Promoter prediction

The development of the computational scheme for promoter prediction was based on a training set of mRNA promoters with experimentally identified start sites (PromEC).  For each of these mRNA start sites, a promoter was determined by consensus considerations.  s70 promoters are defined by two consensus hexamers located 10 and 35 base pairs upstream of the transcription start site, TATAAT and TTGACA, respectively. We searched the regions upstream of the mRNA start sites for sequences with no more than three mismatches to the consensus in any of the two hexamers.  This process often yielded several candidates.

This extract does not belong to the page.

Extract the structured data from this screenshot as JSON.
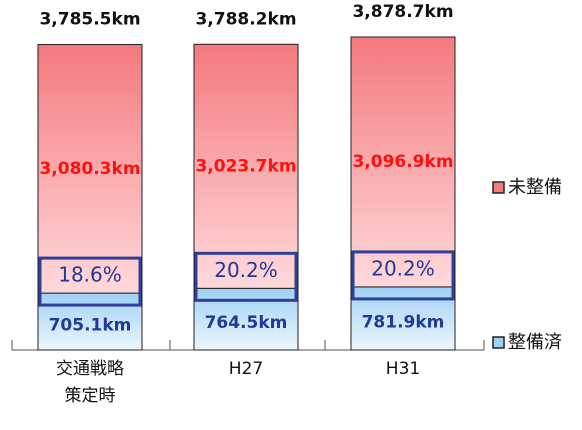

After the most probable promoter sequence was assigned to each mRNA start site (based on a hierarchy of heuristic criteria), these sequences were aligned and served as a basis for a weight matrix that provided scores for the four bases in each position of the promoter.  The scores were determined by log2(Pij/Pi), where Pij is the frequency of base i at position j and, and Pi is 0.25 (i=A,C,G,T).  The length of the spacer sequence was scored similarly.  Five spacer lengths were considered:15,16,17,18,19, and their score was determined as log2(Ps/0.2), where Ps is the frequency of a spacer of length s in the data. The overall score of a promoter sequence was determined as the sum of its position scores and spacer score.  The training set of promoters based on the experimentally determined mRNA start sites was used to set a threshold of promoter scores.  For predicting the promoters of the putative sRNA sequences, the consensus sequence was searched in the empty regions as above, except that no more than four mismatches in total were allowed.  The putative promoters were scored by the weight matrix.  Only promoter sequences above the threshold were recorded.